Even cheap phones come loaded with eight of the eleven scripts in which Indian newspapers are published and children are educated. If you want to send a SMS in Malayalam or Bengali, your 2G phone is ready to go. Modi and his helpers were well aware of this, campaigning digitally in nine languages.
Your phone also has a flashlight and an FM radio, and by spending only a little more, you can get one with a camera and start your own photo album. The cheap mobile is a marvellous device for poor people who may not be literate and who don’t have a lot in the way of safe storage space.
This omnipresence of the mobile helped to make this the highest-turnout election in Indian history. About two-thirds of the electorate voted—about 540 million people. With all their switched-on, energised electioneering, the BJP and their allies still got only about a third of the vote, but in a multi-party, first-past-the-post system, that translated into more than 60 per cent of the seats.

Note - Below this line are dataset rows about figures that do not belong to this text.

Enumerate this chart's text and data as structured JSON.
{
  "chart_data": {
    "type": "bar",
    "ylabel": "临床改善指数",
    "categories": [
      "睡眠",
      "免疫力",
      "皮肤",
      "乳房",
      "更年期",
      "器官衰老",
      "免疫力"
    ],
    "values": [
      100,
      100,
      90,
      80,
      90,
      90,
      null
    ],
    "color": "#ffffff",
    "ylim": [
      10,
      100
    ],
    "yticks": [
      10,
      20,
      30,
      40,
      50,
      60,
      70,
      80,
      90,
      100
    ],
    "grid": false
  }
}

Discriminating use of the technology allowed the Modi campaign to connect with large segments of India’s hugely diverse electorate. Different levels of technology or ‘platforms’ connected with particular social classes; different appeals targeted varying wants, fears and aspirations.
Thousands of young computer-literate Modi workers had a splendid brand to project—Modi himself. Supremely confident in front of a camera or a microphone, happy to have tweets in his name sent throughout the day, he exuded energy and dynamism. His media-savvy personality enabled him to maintain a carefully cultivated image as a devout, vegetarian celibate, abstaining, as a spiritual man should, from indulgence, yet switched on to the latest solutions to the country’s problems.
The contrast with the languid efforts of Rahul Gandhi and his mother Sonia, and the public performances of the outgoing Prime Minister Manmohan Singh, were disastrous for the Congress Party. In the future, nobody campaigning for political office in India will be able to ignore the ever-expanding array of media formats that reach masses of people. Their sophistication and availability will only grow as 3G and 4G devices fall in price and bring increasing information options, even to India’s poor.
The BJP’s india272.com website earned praise from web developers and political operators. As Obama’s campaigns have famously done, it enabled party workers to connect with sympathisers in the community and involve them in the campaign.
However, whether the backroom boys picked the right US president on whom to model their triumphant home page after the victory remains open to question. It showed a cream-clad Modi lifting his eyes and hands in prayerful thanks, proclaiming ‘Mission Accomplished!’ At least, some observed, he was not wearing the gear of a fighter pilot or the khaki shorts of the RSS.